The richer sections of the farmers bear low burden because they pay land tax which is proportional tax and they may or may not pay agricultural income tax. Thus richer sections of the fanners made to bear a reasonable tax burden through levying additional agricultural taxation.

Opposition to Additional Taxation:

(1) The new agricultural strategy has had its direct impact so far on only a parts of farm land. At this stage, it is prudent to encourage it through all possible preferential treatment in the form of taxes.


(2) The Cialisation commerce of agriculture in terms of scientific farming of economy holdings has started but it has not gone far enough to transform the basic situation.
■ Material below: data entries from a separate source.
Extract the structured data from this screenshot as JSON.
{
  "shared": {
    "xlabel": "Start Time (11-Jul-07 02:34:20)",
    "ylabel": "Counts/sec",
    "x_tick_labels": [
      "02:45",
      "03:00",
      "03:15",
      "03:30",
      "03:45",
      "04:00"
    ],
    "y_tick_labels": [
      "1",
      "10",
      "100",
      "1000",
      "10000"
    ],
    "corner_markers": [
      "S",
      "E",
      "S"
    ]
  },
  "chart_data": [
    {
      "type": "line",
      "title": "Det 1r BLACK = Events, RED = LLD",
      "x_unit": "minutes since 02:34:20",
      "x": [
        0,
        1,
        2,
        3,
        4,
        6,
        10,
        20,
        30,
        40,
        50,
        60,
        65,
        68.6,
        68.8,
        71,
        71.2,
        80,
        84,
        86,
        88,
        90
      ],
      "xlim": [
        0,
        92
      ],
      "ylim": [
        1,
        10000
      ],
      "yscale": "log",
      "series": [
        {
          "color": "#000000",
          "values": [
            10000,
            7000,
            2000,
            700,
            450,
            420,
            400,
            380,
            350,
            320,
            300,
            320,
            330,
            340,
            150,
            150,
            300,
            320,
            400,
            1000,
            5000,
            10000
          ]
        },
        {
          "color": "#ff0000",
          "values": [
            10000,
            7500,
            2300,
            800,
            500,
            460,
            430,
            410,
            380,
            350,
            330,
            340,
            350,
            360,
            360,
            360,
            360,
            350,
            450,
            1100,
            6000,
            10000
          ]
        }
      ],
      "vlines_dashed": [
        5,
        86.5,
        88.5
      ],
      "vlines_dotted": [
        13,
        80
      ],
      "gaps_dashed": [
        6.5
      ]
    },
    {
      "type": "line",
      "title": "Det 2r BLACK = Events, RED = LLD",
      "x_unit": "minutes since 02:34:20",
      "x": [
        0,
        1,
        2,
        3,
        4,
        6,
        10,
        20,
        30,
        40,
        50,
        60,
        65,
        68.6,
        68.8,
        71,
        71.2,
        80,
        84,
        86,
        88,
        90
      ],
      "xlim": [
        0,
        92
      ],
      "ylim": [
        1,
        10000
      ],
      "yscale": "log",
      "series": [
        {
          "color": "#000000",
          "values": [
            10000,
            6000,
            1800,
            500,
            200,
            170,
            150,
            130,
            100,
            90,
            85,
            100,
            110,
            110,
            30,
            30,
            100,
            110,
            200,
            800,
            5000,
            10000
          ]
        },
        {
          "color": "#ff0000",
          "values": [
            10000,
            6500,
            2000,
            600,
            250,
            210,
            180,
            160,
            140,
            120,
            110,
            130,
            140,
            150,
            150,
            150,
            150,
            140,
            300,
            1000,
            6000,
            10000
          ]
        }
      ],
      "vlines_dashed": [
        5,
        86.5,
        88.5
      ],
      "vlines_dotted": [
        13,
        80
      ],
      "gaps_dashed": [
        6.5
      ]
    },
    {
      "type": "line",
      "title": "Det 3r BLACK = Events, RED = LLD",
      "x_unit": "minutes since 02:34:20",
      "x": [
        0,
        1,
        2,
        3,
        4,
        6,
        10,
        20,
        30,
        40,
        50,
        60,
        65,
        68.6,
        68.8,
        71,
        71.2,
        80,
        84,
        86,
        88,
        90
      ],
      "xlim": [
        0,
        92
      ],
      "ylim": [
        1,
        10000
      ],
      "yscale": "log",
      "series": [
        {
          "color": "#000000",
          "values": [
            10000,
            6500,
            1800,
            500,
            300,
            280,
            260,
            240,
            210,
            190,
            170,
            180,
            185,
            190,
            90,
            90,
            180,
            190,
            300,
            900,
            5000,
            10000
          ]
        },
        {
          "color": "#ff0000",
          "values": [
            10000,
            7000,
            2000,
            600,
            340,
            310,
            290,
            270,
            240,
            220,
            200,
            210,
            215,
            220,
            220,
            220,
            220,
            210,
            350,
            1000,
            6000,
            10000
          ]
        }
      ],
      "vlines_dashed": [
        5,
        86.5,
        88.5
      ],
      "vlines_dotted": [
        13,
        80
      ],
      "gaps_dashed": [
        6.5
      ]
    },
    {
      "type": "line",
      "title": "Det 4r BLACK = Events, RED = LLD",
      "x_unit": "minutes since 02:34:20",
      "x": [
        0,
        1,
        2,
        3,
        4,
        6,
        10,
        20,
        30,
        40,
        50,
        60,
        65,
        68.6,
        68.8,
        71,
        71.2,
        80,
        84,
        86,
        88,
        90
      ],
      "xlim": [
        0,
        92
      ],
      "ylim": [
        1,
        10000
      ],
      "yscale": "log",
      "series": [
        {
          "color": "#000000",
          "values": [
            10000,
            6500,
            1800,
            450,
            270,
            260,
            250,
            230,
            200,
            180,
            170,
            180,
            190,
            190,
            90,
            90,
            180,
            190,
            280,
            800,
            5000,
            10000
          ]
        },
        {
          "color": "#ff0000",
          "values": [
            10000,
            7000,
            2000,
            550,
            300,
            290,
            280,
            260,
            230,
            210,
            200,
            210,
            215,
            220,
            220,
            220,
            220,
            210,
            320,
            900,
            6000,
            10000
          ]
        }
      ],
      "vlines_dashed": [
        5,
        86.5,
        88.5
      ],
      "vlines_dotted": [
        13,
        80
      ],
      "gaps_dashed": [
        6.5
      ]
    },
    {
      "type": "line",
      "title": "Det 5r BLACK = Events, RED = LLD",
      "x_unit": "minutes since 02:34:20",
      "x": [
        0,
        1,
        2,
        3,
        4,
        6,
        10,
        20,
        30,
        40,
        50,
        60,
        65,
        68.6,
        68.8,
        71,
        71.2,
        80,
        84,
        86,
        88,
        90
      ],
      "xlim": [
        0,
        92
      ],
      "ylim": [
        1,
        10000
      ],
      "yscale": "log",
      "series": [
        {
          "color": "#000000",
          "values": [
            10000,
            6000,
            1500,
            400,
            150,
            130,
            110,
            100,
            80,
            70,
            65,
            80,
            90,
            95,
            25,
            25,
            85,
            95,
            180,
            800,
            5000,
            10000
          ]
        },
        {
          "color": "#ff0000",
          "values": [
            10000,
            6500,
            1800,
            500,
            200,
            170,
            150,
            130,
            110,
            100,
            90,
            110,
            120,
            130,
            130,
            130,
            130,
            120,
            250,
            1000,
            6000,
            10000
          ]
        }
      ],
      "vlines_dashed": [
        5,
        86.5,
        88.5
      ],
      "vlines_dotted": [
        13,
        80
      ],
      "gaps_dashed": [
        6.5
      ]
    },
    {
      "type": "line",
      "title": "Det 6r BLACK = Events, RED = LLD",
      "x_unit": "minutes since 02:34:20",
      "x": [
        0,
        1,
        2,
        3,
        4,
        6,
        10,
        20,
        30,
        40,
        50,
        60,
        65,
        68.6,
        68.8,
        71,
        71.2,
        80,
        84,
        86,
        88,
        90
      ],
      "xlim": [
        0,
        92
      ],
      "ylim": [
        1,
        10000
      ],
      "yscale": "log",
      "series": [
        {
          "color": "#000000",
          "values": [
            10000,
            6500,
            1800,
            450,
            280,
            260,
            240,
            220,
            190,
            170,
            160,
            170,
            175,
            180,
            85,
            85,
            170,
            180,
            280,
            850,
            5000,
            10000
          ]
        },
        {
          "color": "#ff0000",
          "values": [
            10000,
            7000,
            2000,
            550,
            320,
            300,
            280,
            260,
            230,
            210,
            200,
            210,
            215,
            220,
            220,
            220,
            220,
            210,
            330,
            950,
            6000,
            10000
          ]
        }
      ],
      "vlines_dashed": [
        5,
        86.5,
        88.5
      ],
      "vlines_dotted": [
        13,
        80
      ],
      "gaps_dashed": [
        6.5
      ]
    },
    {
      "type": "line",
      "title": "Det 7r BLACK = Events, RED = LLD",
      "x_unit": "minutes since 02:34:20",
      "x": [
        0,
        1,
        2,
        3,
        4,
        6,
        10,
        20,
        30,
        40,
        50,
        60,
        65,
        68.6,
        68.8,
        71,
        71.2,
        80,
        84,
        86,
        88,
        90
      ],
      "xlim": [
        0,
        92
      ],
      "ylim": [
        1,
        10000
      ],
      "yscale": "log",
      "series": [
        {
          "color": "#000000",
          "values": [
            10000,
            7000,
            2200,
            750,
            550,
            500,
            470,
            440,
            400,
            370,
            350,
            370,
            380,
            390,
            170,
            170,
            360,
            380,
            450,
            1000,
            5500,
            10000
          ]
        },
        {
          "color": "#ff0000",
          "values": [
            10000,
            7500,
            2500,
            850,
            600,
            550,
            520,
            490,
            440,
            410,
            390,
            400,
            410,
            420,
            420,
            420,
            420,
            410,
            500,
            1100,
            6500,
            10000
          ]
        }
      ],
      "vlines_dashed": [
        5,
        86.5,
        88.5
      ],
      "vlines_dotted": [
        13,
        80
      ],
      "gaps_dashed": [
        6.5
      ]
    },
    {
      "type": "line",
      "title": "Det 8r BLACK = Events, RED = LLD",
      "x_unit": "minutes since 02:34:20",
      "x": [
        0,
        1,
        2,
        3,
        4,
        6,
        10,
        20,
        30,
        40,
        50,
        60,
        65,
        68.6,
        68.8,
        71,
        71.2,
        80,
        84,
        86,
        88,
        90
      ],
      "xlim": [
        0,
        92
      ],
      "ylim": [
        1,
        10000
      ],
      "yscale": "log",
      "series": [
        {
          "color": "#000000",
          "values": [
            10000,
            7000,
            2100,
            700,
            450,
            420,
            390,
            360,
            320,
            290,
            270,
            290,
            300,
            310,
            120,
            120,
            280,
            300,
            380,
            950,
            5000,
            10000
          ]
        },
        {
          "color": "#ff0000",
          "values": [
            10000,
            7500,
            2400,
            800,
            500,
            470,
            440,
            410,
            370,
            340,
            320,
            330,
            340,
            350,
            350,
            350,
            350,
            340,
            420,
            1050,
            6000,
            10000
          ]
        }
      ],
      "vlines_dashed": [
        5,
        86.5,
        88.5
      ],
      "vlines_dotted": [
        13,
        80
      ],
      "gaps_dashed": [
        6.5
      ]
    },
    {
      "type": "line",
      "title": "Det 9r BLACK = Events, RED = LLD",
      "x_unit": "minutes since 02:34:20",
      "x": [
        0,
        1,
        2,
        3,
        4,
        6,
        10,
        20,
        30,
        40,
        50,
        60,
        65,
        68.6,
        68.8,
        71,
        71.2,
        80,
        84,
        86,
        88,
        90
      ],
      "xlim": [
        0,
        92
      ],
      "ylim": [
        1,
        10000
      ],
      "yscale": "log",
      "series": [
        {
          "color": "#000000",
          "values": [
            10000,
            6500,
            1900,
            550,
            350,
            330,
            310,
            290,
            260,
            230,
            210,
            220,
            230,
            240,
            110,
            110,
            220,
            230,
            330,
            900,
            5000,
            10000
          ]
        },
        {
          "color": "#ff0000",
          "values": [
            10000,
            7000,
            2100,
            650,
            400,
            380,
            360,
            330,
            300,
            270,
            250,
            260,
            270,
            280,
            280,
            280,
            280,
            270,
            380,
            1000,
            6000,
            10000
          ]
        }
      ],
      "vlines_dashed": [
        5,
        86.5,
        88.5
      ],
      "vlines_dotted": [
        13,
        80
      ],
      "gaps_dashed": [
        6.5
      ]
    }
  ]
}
Consequently, it may not be in national interest’ to tax the revenue of the developing commercial sector of agriculture and thereby discourage the shift from a peasant economy to a market economy.

(3) A good part of the untaxed incomes of the farmers is certainly being invested in the accumulation of farm capital. In other words to the extent that the farmers could finance from their internal resources part of their own requirements of capital the need for the state providing for this purpose out of its resources for development finance is reduced.

(4) The well-to-do sections of the agricultural community are coming under the net of excise taxation, which covers a wide range of manufactures entering into the changing patterns of diversifying consumption. Consequently, the contribution of rural sector to the revenues of the Govt. through indirect taxation is steadily growing. Hence no need for agricultural taxation.

The imposition of additional taxation agriculture has always been a source of conflict between the Centre and the States. The Chief Minister’s Conference on resource mobilisation held in Oct. 1971 recommended the appointment of an expert committee to examine the Centre’s proposal to link income tax with agricultural income tax.

Accordingly, the Central Government appointed the Committee on Taxation of Agricultural Wealth and Income under the chairmanship of Dr. K.N. Raj in Feb. 1972 to examine the question of agricultural wealth and income from all aspects. The Raj Committee submitted its report in Oct. 1972.